A project that combines technology, determination and a clear purpose
Conceived by its founder, an industrial engineer, to respond to the real needs of his father after he suffered a stroke that resulted in hemiplegia, “the system is not only designed for rehabilitation, but also to help these people stand up and walk, improving their quality of life and their health, and restoring hope and enthusiasm for both the patients and their families,” he says.

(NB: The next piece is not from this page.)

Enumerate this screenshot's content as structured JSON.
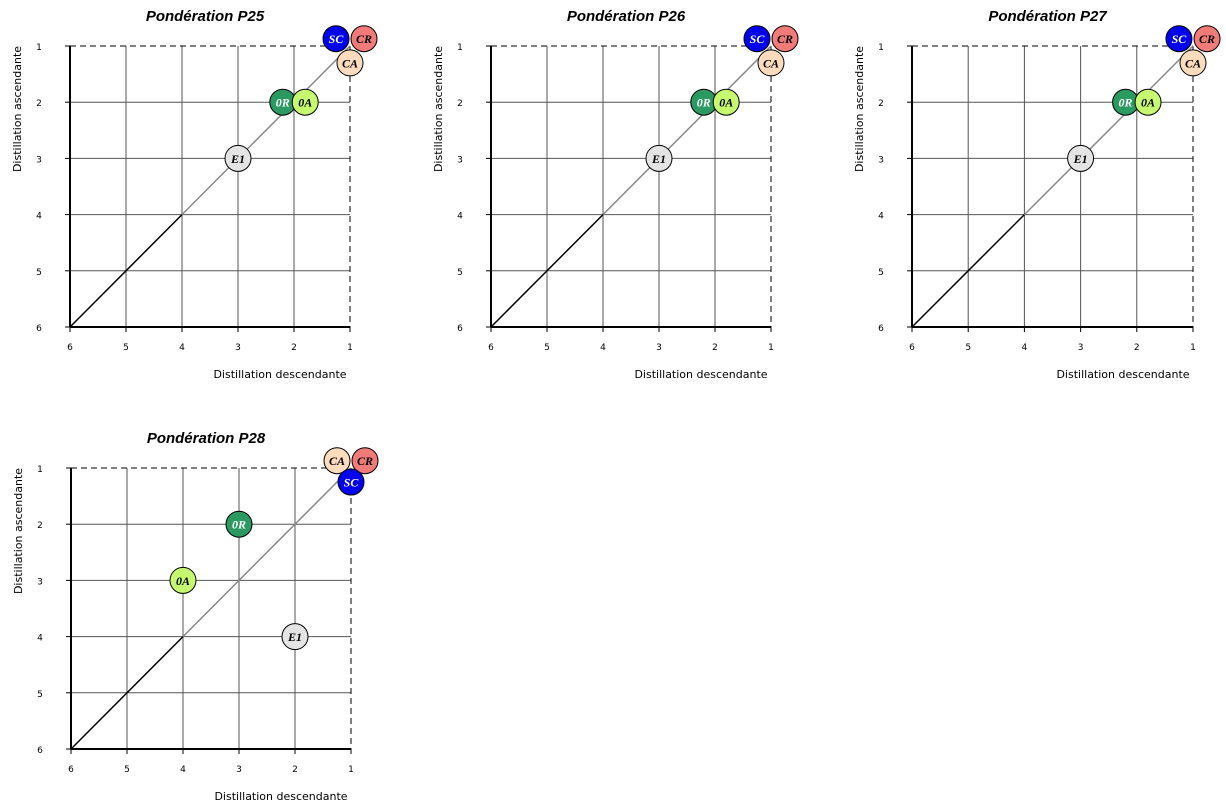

CT has joined the project, making available all of the technological knowledge in the automotive industry and the fields of robotics and materials that it has developed over more than 30 years. The complete development of this system involves multiple fields of knowledge. “Our goal is to create a device with a design that combines ergonomics and aesthetics, made to be highly durable, lightweight and strong, all for the benefit of the patient. CT will also develop all of the functional aspects, such as the actuators in the knee that allow the person to walk, as well as the electronics to regulate and control the actuator. Handling is very important, because these are people whose mobility has been reduced after suffering the stroke,” explains Xavier Vera, director of CT’s Industry 4.0 business area in Barcelona.
The patient will also have an app that they can use to make different adjustments, such as regulating the actuator force, viewing usage time or the battery charge, among others.
The project is being carried out in close collaboration with prominent consultants and partners in the fields of medicine, clinical rehabilitation, health technology transfer or the regulation of medical devices, with first-hand knowledge of the needs and limitations of this type of patients. Other collaborators include the Barcelona Health Club, Fundació Ictus, Axial Biotech, Institut Guttmann, Hospital Clínic as well as the Catalan Society of Physical Medicine and Rehabilitation.